The equation that gives the depth x in meters to which the ball is submerged underwater is given by
\[x^{3} - 0.165x^{2} + 3.993 \times 10^{- 4} = 0\]
Find the depth, \(x\), to which the ball is submerged underwater.
Figure A: Floating ball in water for Exercise 4.
(5). You have a spherical storage tank containing oil (Figure B). The tank has a diameter of 6 ft. You are asked to calculate the height, h, to which a dipstick 8 ft long would be wet with oil when immersed in the tank when it contains 4 \(\text{f}\text{t}^{3}\) of oil. The equation that gives the height, \(h\), of the liquid in the spherical tank for the above-given volume and radius is given by
\[f(h) = h^{3} - 9h^{2} + 3.8197 = 0\]
Find the height, \(h\), to which the dipstick is wet with oil.
Figure B: Dipstick inside spherical tank which contains some oil. Used in Exercise 5.
(6). You are making a cool bookshelf to carry your interesting books that range from \(8\frac12\)” to 11” in height. The bookshelf material is wood, which has a Young’s Modulus of \(3.667 \text{ Msi}\), length (L) of 29”, a thickness of 3/8”, and width of 12”. You want to find the maximum vertical deflection of the bookshelf. The vertical deflection of the shelf is given by \[v(x) = 0.42493\ \times \text{ 1}\text{0}^{- 4}x^{3} - 0.13533 \times \text{ 1}\text{0}^{- 8}x^{5} - 0.66722\ \times \text{ 1}\text{0}^{- 6}x^{4} - 0.018507x\]
where \(x\) is the position along the length of the beam (Figure C). To find the maximum deflection we need to find where
\[f(x) = \frac{dv}{dx} = 0\]
and conduct the second derivative test. The equation that gives the position,\(x\), where the deflection is extreme (minimum or maximum) is given by \[- 0.67665\ \times \text{ 1}\text{0}^{- 8}x^{4} - 0.26689\ \times \text{ 1}\text{0}^{- 5}x^{3} + 0.12748\ \times \text{ 1}\text{0}^{- 3}x^{2} - 0.018507 = 0\]
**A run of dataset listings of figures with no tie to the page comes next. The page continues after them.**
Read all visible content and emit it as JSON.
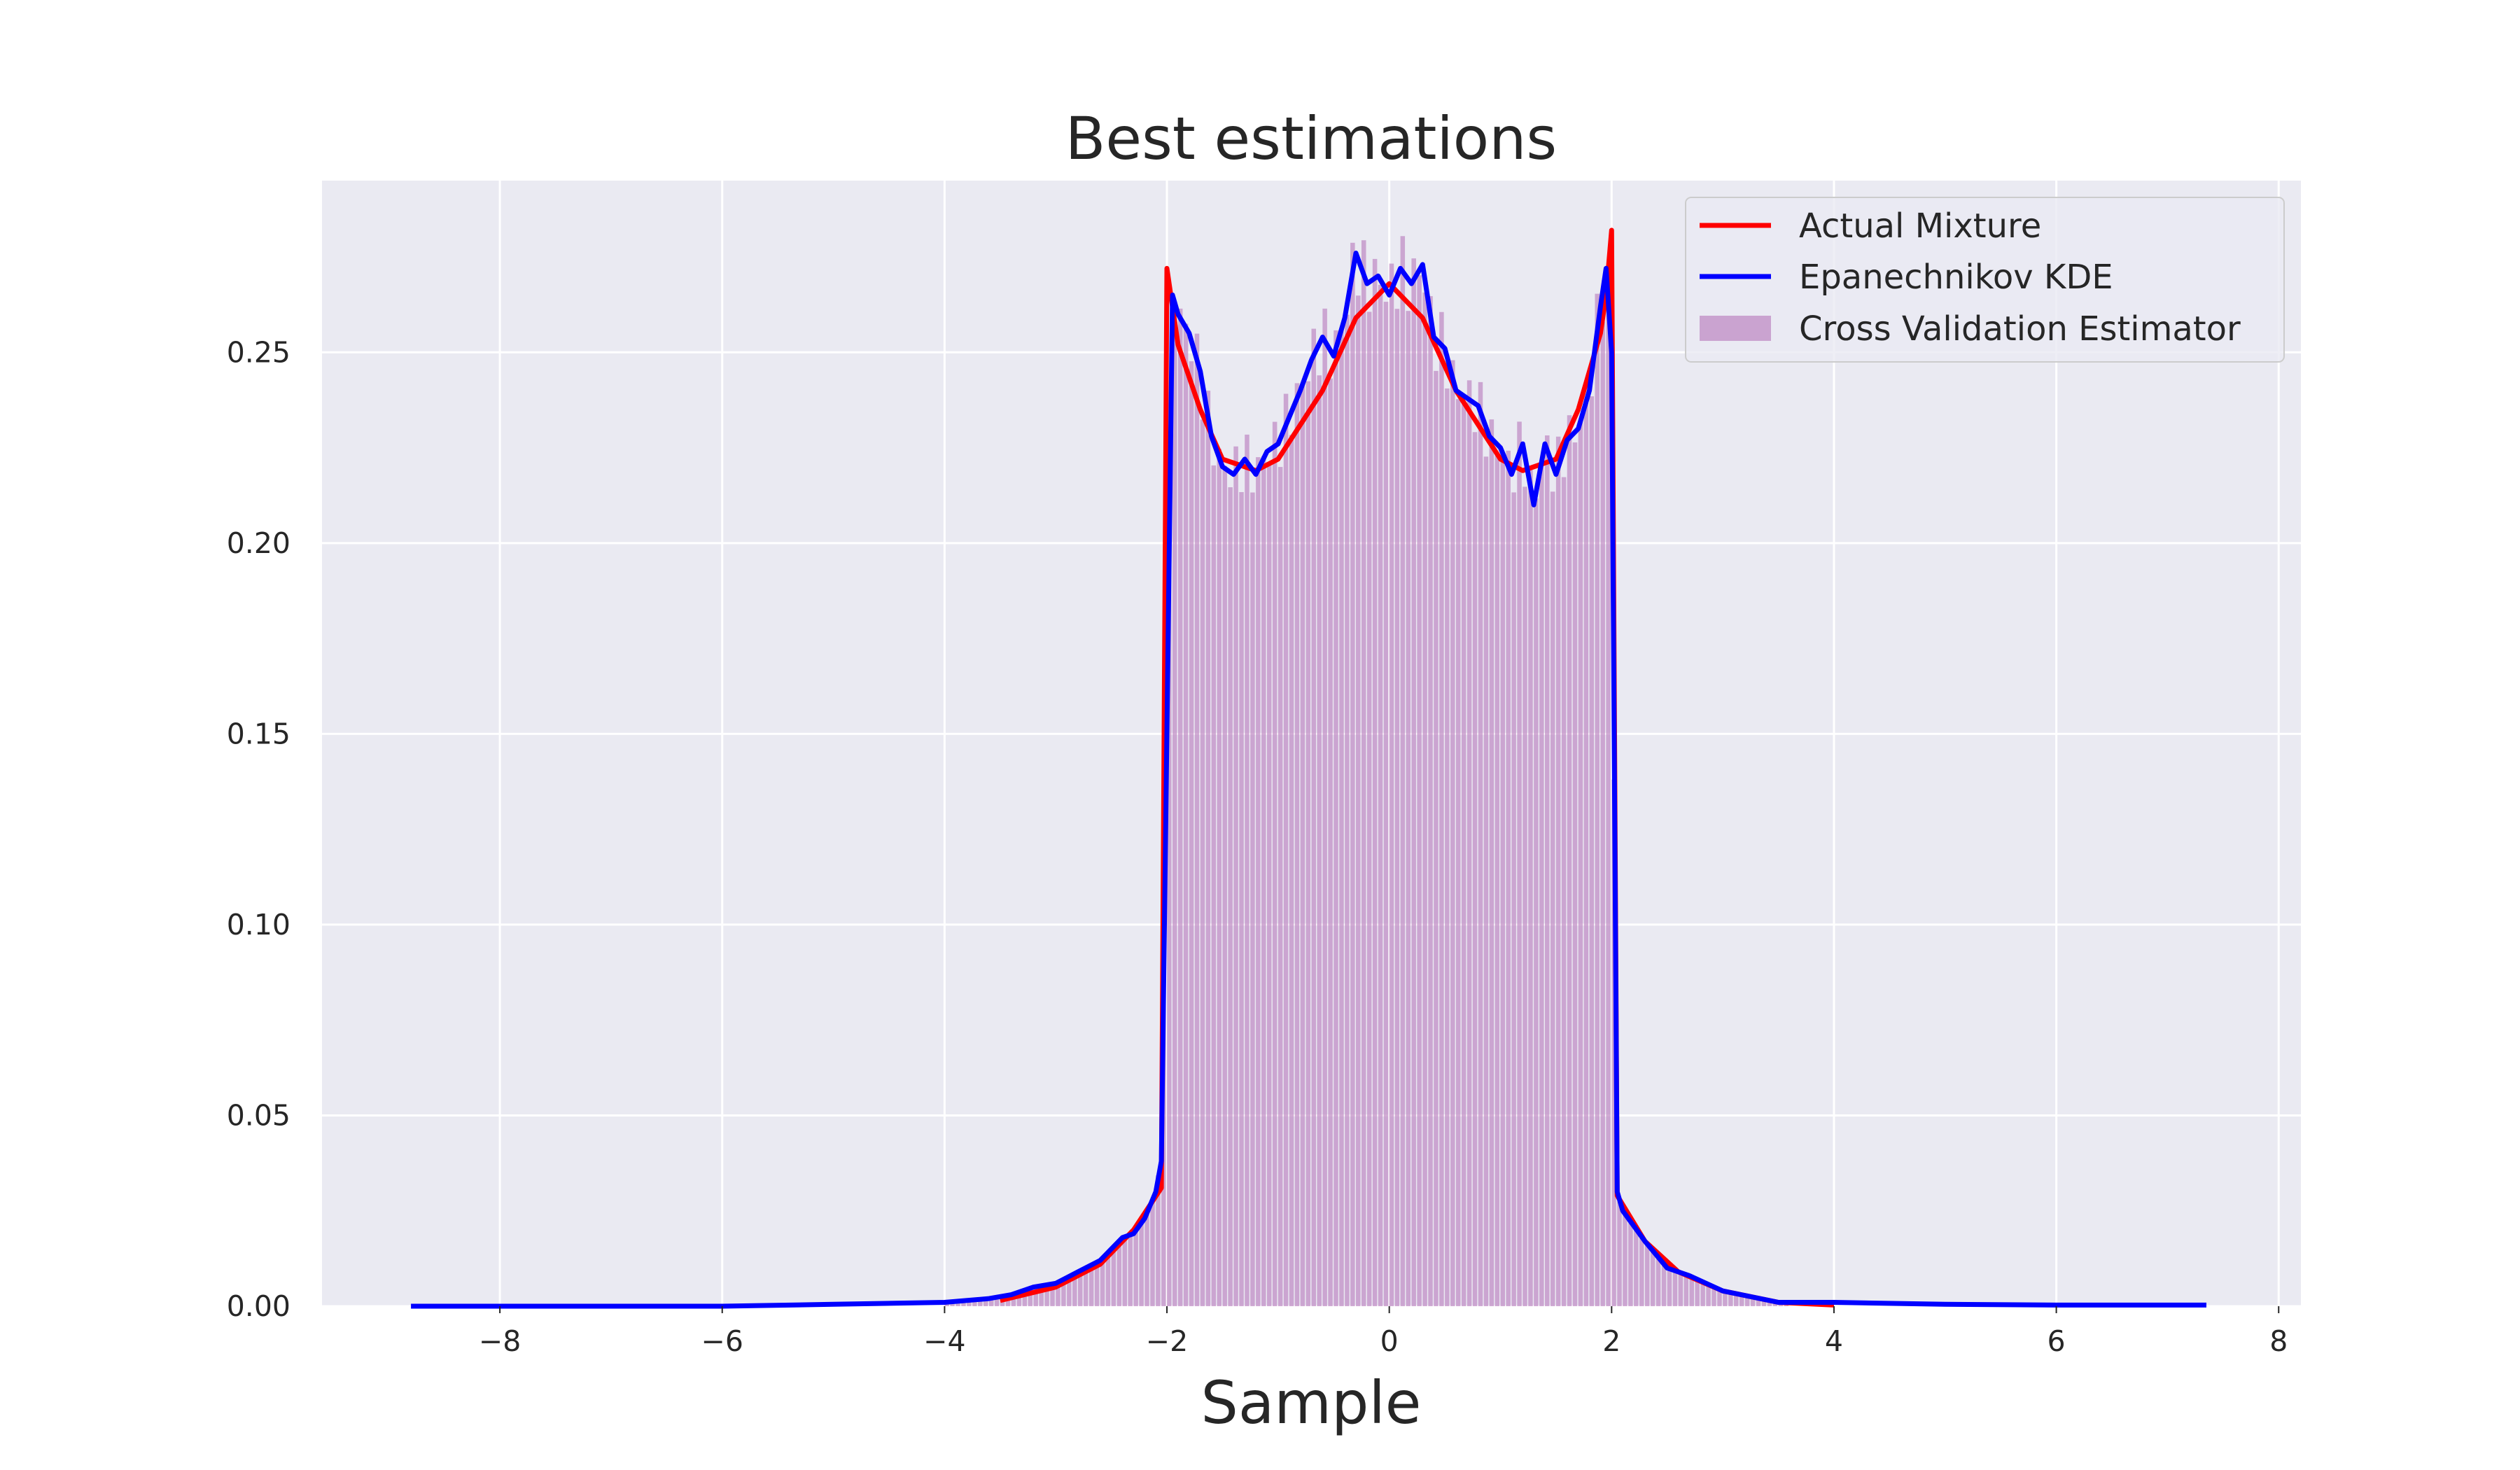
{
  "chart_data": {
    "type": "line",
    "title": "Best estimations",
    "xlabel": "Sample",
    "ylabel": "",
    "xlim": [
      -9.6,
      8.2
    ],
    "ylim": [
      0,
      0.295
    ],
    "xticks": [
      -8,
      -6,
      -4,
      -2,
      0,
      2,
      4,
      6,
      8
    ],
    "xtick_labels": [
      "−8",
      "−6",
      "−4",
      "−2",
      "0",
      "2",
      "4",
      "6",
      "8"
    ],
    "yticks": [
      0.0,
      0.05,
      0.1,
      0.15,
      0.2,
      0.25
    ],
    "ytick_labels": [
      "0.00",
      "0.05",
      "0.10",
      "0.15",
      "0.20",
      "0.25"
    ],
    "grid": true,
    "legend_position": "top-right",
    "colors": {
      "background": "#eaeaf2",
      "grid": "#ffffff",
      "actual": "#ff0000",
      "kde": "#0000ff",
      "hist": "#bf8bc4"
    },
    "series": [
      {
        "name": "Actual Mixture",
        "kind": "line",
        "x": [
          -3.5,
          -3.0,
          -2.6,
          -2.3,
          -2.05,
          -2.0,
          -1.9,
          -1.7,
          -1.5,
          -1.2,
          -1.0,
          -0.6,
          -0.3,
          0.0,
          0.3,
          0.6,
          1.0,
          1.2,
          1.5,
          1.7,
          1.9,
          1.95,
          2.0,
          2.05,
          2.3,
          2.6,
          3.0,
          3.5,
          4.0
        ],
        "y": [
          0.0015,
          0.005,
          0.011,
          0.02,
          0.031,
          0.272,
          0.252,
          0.235,
          0.222,
          0.219,
          0.222,
          0.24,
          0.259,
          0.268,
          0.259,
          0.24,
          0.222,
          0.219,
          0.222,
          0.235,
          0.255,
          0.265,
          0.282,
          0.029,
          0.017,
          0.009,
          0.004,
          0.001,
          0.0003
        ]
      },
      {
        "name": "Epanechnikov KDE",
        "kind": "line",
        "x": [
          -8.8,
          -6.0,
          -5.0,
          -4.0,
          -3.6,
          -3.4,
          -3.2,
          -3.0,
          -2.8,
          -2.6,
          -2.4,
          -2.3,
          -2.2,
          -2.1,
          -2.05,
          -2.0,
          -1.95,
          -1.9,
          -1.8,
          -1.7,
          -1.6,
          -1.5,
          -1.4,
          -1.3,
          -1.2,
          -1.1,
          -1.0,
          -0.9,
          -0.8,
          -0.7,
          -0.6,
          -0.5,
          -0.4,
          -0.3,
          -0.2,
          -0.1,
          0.0,
          0.1,
          0.2,
          0.3,
          0.4,
          0.5,
          0.6,
          0.7,
          0.8,
          0.9,
          1.0,
          1.1,
          1.2,
          1.3,
          1.4,
          1.5,
          1.6,
          1.7,
          1.8,
          1.9,
          1.95,
          2.0,
          2.05,
          2.1,
          2.3,
          2.5,
          2.7,
          3.0,
          3.5,
          4.0,
          5.0,
          6.0,
          7.35
        ],
        "y": [
          0.0,
          0.0,
          0.0005,
          0.001,
          0.002,
          0.003,
          0.005,
          0.006,
          0.009,
          0.012,
          0.018,
          0.019,
          0.023,
          0.03,
          0.038,
          0.15,
          0.265,
          0.26,
          0.255,
          0.245,
          0.228,
          0.22,
          0.218,
          0.222,
          0.218,
          0.224,
          0.226,
          0.233,
          0.24,
          0.248,
          0.254,
          0.249,
          0.259,
          0.276,
          0.268,
          0.27,
          0.265,
          0.272,
          0.268,
          0.273,
          0.254,
          0.251,
          0.24,
          0.238,
          0.236,
          0.228,
          0.225,
          0.218,
          0.226,
          0.21,
          0.226,
          0.218,
          0.227,
          0.23,
          0.24,
          0.262,
          0.272,
          0.25,
          0.03,
          0.025,
          0.017,
          0.01,
          0.008,
          0.004,
          0.001,
          0.001,
          0.0005,
          0.0003,
          0.0003
        ]
      },
      {
        "name": "Cross Validation Estimator",
        "kind": "histogram",
        "bin_width": 0.05,
        "range": [
          -4.0,
          3.6
        ]
      }
    ]
  }
}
(a) Plot the deflection of the beam, \(v(x)\), for values of x from 0 to L.
(b) Find the position \(x\) where the deflection is maximum.
(c) Find the value of the maximum deflection.
Figure C: Schematic of
bookshelf used in Exercise 6.
(d) A trunnion has to be cooled from a temperature of \(80{^\circ}F\)before it is shrink-fitted into a steel hub (See Figure D on the next page). The equation that gives the temperature, \(T_{f}\), to which the trunnion has to be cooled to obtain the desired contraction is given by
\[{f(T_{f}) = - 0.50598\ \times \text{ 1}\text{0}^{- \text{10}}T_{f}^{3} + 0.38292\ \times \text{ 1}\text{0}^{- 7}T_{f}^{2} + }{0.74363\ \times \text{ 1}\text{0}^{- 4}T_{f} + 0.88318\ \times \text{ 1}\text{0}^{- 2} = 0}\]
Find the roots of the equation to find the temperature, \(T_{f}\), to which the trunnion has to be cooled. Choose the physically acceptable root of the equation.
Figure D: Trunnion and hub shown prior to shrink fitting for Exercise 7.